Thiès, 23 nov (APS) – La prise en charge de l’impact émotionnel de la pandémie de Covid-19 sur les enfants est une question de santé publique et de sécurité publique, a indiqué le docteur en psychologie à l’Université Gaston Berger de Saint-Louis, Ibrahima Giroux.

Selon l’universitaire, “ce sont les enfants qui ont payé le prix le plus élevé à la Covid-19, même si ce sont les personnes âgées qui sont mortes“ pour la plupart de cette maladie, qui s’était répandue à travers le monde à partir de la Chine depuis fin 2019.

Le docteur Giroux, le consultant d’un atelier de validation d’un guide de la santé mentale à l’école organisé mercredi à Thiès, a relevé que  “la Covid-19 a créé des dégâts extraordinaires sur la psychologie des familles, des parents et des enfants“.

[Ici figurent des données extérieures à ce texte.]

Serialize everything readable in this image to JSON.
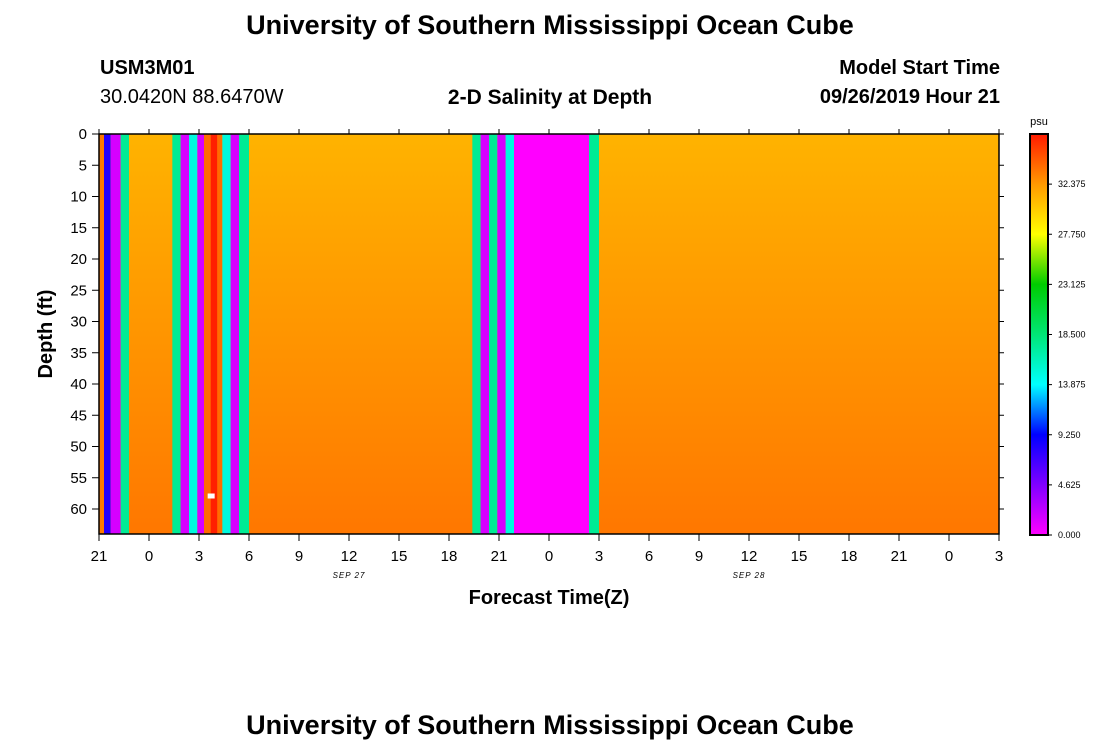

“Rien ne se perd, tout se transfère“, a-t-il poursuivi, pour dire que l’impact de cette crise sanitaire sur la psychologie des enfants ne passera pas par pertes et profits, mais va plutôt “continuer“ à se faire ressentir “dans le temps“.

“Si nous ne prenons pas en charge le bien-être de ces enfants, les conséquences de la Covid-19, nous les paierons cash dans cinq à dix ans, (et au) maximum douze ans” à venir, a avisé l’expert.

A l’en croire, les conséquences de la Covid-19 ont affecté “les bébés à partir de 2020“,  sans que les gens ne s’en aperçoivent. “A partir de 2020, a-t-il insisté, tous les enfants qui avaient moins de huit ans ont été touchés de plein fouet par les crises d’anxiété, d’angoisse de leurs parents”.

Etant donné qu’ “ils ne pouvaient pas parler pour se faire entendre, parce que tout le monde était anxieux, c’est resté dans leur corps”, a-t-il poursuivi, estimant que ce phénomène est “aujourd’hui, une véritable question de santé publique”. Ce qui lui a fait dire qu’ “il va falloir investir sur la santé mentale de nos populations, de nos enfants” en particulier.

“Si on ne fait rien, dans dix ans – quinze ans, ce sera une question de sécurité publique, parce qu’ (avec) un million d’adolescents qui sont instables sur le plan émotionnel, cela devient un enjeu de sécurité”, a-t-il encore averti.

Pour le docteur en psychologie, le travail d’élaboration d’un guide de la santé mentale à l’école s’inscrit dans le type d’actions à mener au profit des enfants pour juguler le danger. “Nous sommes en train de faire ce que nous pouvons pour doter notre pays de ces outils et aller à la formation”, a-t-il rassuré.

Rappelant que le capital humain est l’axe deux du Plan Sénégal émergent (PSE), référentiel des politiques publiques dans le pays, il a ajouté qu’il est “en réalité le cœur de ce plan, parce que l’humain est au cœur du développement, et il n’y a pas de capital humain qui tient la route, sans la santé mentale”.

Initié par l’ONG Enda jeunesse action, le guide de la santé mentale à l’école a été validé à l’issue d’un atelier regroupant plusieurs directions du ministère de l’Education nationale, en attendant son introduction dans le système éducatif.